Microlearning: Six Tips for Best Practice

In an age of increasing workplace complexity that leaves little time or headspace for a full-on immersion in a traditionally designed learning program, microlearning can seem like the perfect answer.

Microlearning refers to short, focused pieces of learning content, delivered at the point of need. But it’s not just about size or duration, although when microlearning first emerged as a term, it seemed almost like an antidote to traditionally longer learning programs, and so the focus was often on duration.

And while video might seem almost synonymous with microlearning, microlearning can take many media formats, from short professionally produced videos, to simple animations, to job aids, to reflective exercises. It can be media rich or simple text and images, documents to download, or interactive digital experiences. This diversity of delivery format reflects the demands of the modern learner: increasingly learners are looking for choice in modes of learning, so providing a varied range of formats becomes increasingly important.

And yes, microlearning experiences are short – typically 2-4 minutes (but sometimes up to 10 minutes depending on content and purpose) – and they usually cover a single concept or idea. This makes them ideally suited to a mobile viewing experience, making them available anywhere learners want to learn, any time they have a few minutes to learn, and close to the point of performance.

The bad news is that it will take more than just converting everything to microlearning to solve all your problems. Because while microlearning units or segments may stand alone, they don’t, or shouldn’t, exist alone. Like lots of the tools we have available in corporate learning, microlearning only works when used in the right context and the right way, and there are some guidelines you need to consider if you plan to use it. Microlearning is one component of a learning environment that, used in conjunction with other types of learning, offers a powerful approach to delivering short, varied, and impactful learning experiences at the moment of need.

Here are six principles that should underpin your approach to make your microlearning project a good news story:

1. It’s About Learning

Microlearning as an approach has its origins in some not-so-new but important insights from the science of learning, including science around cognitive overload, and the role of memory in learning. Microlearning as a learning approach is essentially about minimizing cognitive load, in layman’s terms, not overloading someone with information, so that we maximize their potential to actually learn.

When we sense information, for example we see visual stimuli in an animation, or hear a voice explain a concept in a podcast or lecture, we hold this sensory information in our short-term memory and then if we need to (if our memory system decides we want to), it will go into long term memory. If we can’t attend to these stimuli, we can’t learn, so attention is vital.
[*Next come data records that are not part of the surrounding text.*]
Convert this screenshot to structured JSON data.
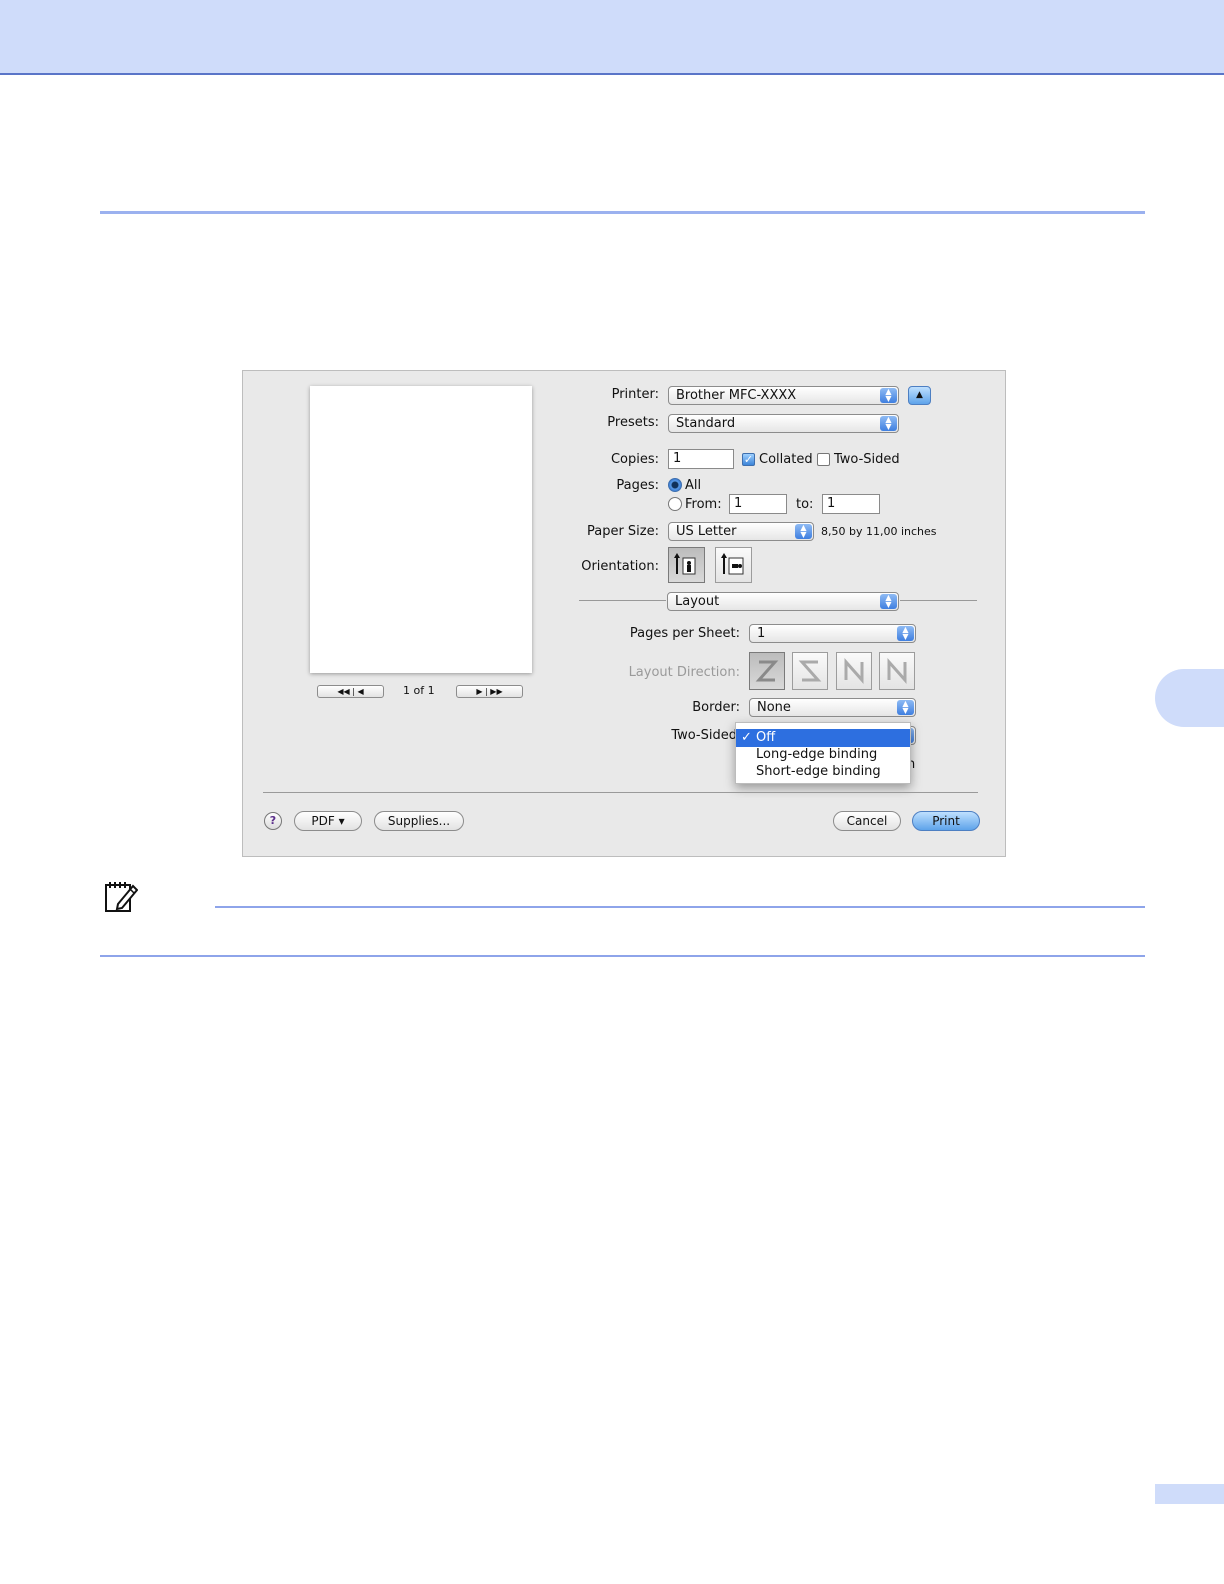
{
  "colors": {
    "band": "#cfdcfa",
    "rule": "#9bb1ef",
    "accent": "#2d6fe0"
  },
  "dialog": {
    "preview": {
      "page_counter": "1 of 1",
      "first_prev_icons": "first-prev-icon",
      "next_last_icons": "next-last-icon"
    },
    "printer": {
      "label": "Printer:",
      "value": "Brother MFC-XXXX"
    },
    "presets": {
      "label": "Presets:",
      "value": "Standard"
    },
    "copies": {
      "label": "Copies:",
      "value": "1",
      "collated_label": "Collated",
      "collated_checked": true,
      "two_sided_label": "Two-Sided",
      "two_sided_checked": false
    },
    "pages": {
      "label": "Pages:",
      "all_label": "All",
      "all_selected": true,
      "from_label": "From:",
      "from_value": "1",
      "to_label": "to:",
      "to_value": "1"
    },
    "paper_size": {
      "label": "Paper Size:",
      "value": "US Letter",
      "dimensions": "8,50 by 11,00 inches"
    },
    "orientation": {
      "label": "Orientation:",
      "selected": "portrait"
    },
    "section_popup": "Layout",
    "pages_per_sheet": {
      "label": "Pages per Sheet:",
      "value": "1"
    },
    "layout_direction": {
      "label": "Layout Direction:"
    },
    "border": {
      "label": "Border:",
      "value": "None"
    },
    "two_sided": {
      "label": "Two-Sided",
      "options": [
        {
          "label": "Off",
          "selected": true,
          "check": "✓"
        },
        {
          "label": "Long-edge binding",
          "selected": false,
          "check": ""
        },
        {
          "label": "Short-edge binding",
          "selected": false,
          "check": ""
        }
      ],
      "hidden_tail": "n"
    },
    "footer": {
      "help": "?",
      "pdf": "PDF ▾",
      "supplies": "Supplies...",
      "cancel": "Cancel",
      "print": "Print"
    }
  }
}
However, more crucially, if we overload someone with information, then the less cognitive capacity they have left to attend to the stimuli and move on to actually process that information. So minimizing the load of information, and supporting that information in ways that make it easier to process – for example putting context around the concept, making connections to previously learned material or related information, making it personal and so on – all help the learner begin to encode or make a robust memory of the concept.

By going micro, and so limiting the amount of material we initially communicate to learners, we increase the chances that they will take it on board.

2. One Ingredient in the Blend

Microlearning is most effective when it is part of a carefully designed approach to a whole learning experience, which may include elements of microlearning combined with other learning approaches: a blended approach combining micro and macro learning formats, for instance, or a spaced approach that combines spaced microlearning events with face-to-face classes or workshops. That doesn’t mean that you can’t use a microlearning approach as the primary delivery format for a particular program. If a large part of your offering is based on delivery via microlearning, however, that approach should be taken only if you are confident that the types of skills or knowledge to be developed can indeed be built over small bite-size segments, which collectively will achieve the targeted outcomes and positively impact knowledge, retention outcomes, skills, and performance.

3. Scaffold Learning with Proven Strategies

Using microlearning does not exempt you from the need to design an engaging and impactful learning experience. A successful microlearning approach uses techniques of effective learning, such as repetition, practice, recall, and variation to increase learning retention and improve performance. It can be used to scaffold learning towards building a more complex understanding or skills, and it can be a highly effective approach within a spaced learning strategy, enabling opportunities to learn, recall, practice, revisit, develop, practice, and build further knowledge.

4. Micro goes with Macro

Microlearning doesn’t replace the structured learning that will sometimes be required to develop, for instance, in-depth knowledge or complex skills, but it can co-exist successfully with macrolearning, where each has its own clear purpose and value. So don’t view it as an ‘either-or.’ Look at how you can combine macro- and microlearning approaches to complement and support each other towards achieving your end goal.

5. Every Minute Counts

Microlearning doesn’t work as a silver bullet solution to demands for shorter courses by simply chopping up 60-minute courses into shorter bite-sized nuggets. Microlearning is an opportunity to do something meaningful in a short period of attention from a learner – each microlearning moment must be used in a different, arresting manner that captivates, holds attention and then, through a stronger, smarter narrative, gives learners what they really need to know.

6. Repeat: It’s About Learning

Need we say more? Use microlearning to help time-challenged, information-overloaded modern learners learn more and better.

Microlearning won’t solve all your problems, but, used in the right way, it could be an important tool for responding to the challenges of modern working environments and for delivering impactful learning experiences that drive performance.